“WE’RE lucky enough that footy has been able to give us a platform. For a lot of players, it’s just about how you use that platform and how you want to use it.”
Jess Hosking is well aware of the position afforded to her as a professional athlete and, it’s fair to say, she is making the most of her platform to make her voice heard.
Hosking’s involvement with charities is well known, with the 24-year-old involved with the likes of CleftPals Victoria, Interplast and Red Dust as well as having previously been an ambassador for the Carlton Respects program.
The talented defender’s endless work has not gone unnoticed, nominated for the 2019 Jim Stynes Community Leadership Award — an award which is presented to the player who has best demonstrated the values of late Melbourne Football Club President and Brownlow Medallist Jim Stynes.
While the nomination was “something special” for Hosking, she knows that the charitable work she continues to do holds a greater purpose.
"I never really thought that I would be nominated for it. It's something I've always kind of looked at growing up and I was in admiration of all the people who were nominated,” Hosking said following her nomination in 2019.
"I don't really do any of the things that I do to get the accolades. My initial reaction was that I was stoked at the chance that these charities would be able to get promotion."
Jess’ work, in particular, with CleftPals and Interplast stems from her own experiences as a “cleft baby”.
Born with unilateral cleft lip and palate, Hosking spoke honestly on the Behind the Game Changers podcast about the time she had spent as a child in surgery and how it provided her with the motivation to get involved with the two charities, which specifically deal with providing support to children and their families born with this condition.
Her work with charity Interplast, a not-for-profit organisation working to empower our neighbours through surgical treatment for patients and training for local medical staff, saw Hosking travel to Samoa to work as part of the surgical team in a local hospital.
In what was an eye-opening experience, Hosking gained a greater appreciation of the privileges often taken for granted here in Australia and felt the heartbreaking decisions some locals were faced with when it came to their own health.
“We went along and the MRI machine was broken, so for all of the surgeries that they performed, they couldn’t do any scans for the surgeries,” she said.
“They were literally going in blind to some of these surgeries not knowing what was going to happen.
“There was a mum who came in who had six kids.

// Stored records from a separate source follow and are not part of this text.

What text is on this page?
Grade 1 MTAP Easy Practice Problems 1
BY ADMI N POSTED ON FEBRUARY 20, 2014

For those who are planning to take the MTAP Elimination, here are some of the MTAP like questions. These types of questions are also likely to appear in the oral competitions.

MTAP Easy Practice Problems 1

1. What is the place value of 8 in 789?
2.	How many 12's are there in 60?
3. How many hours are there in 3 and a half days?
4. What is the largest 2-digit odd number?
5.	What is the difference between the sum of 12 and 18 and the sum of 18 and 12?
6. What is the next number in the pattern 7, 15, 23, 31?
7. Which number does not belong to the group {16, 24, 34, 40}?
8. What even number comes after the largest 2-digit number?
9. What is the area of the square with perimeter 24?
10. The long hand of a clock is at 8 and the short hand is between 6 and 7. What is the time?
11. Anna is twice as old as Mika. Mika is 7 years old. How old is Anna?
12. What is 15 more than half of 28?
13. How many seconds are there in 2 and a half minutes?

It turned out she had breast cancer, but it was too far along and our machines that were at the hospital couldn’t tell or diagnose what she had properly.
“The doctors said, ‘we can treat you if come over to Australia’.
“She couldn’t come because no-one could look after her six kids.
“Unfortunately, she had the choice of leaving her kids - which she couldn’t - or staying with her kids for the time that she had left. That was her choice.”
Rather than be defeated, however, the strong-willed and dedicated Hosking took this as further inspiration to do more.
With twin sister Sarah as a partner, the two last year completed the New York Marathon to raise important funds for Interplast – finishing the 42km run in just over four hours.
There is no doubt that the work being done by Hosking will change lives, and it is something that she encourages other athletes to look to be involved in and use their voice to positively impact those around them.
“For a lot of players it’s just about how you use that platform and how you want to use it,” she said.
“I guess I found myself in a position where I had a little bit more of a voice and I was able to share some stuff with people.”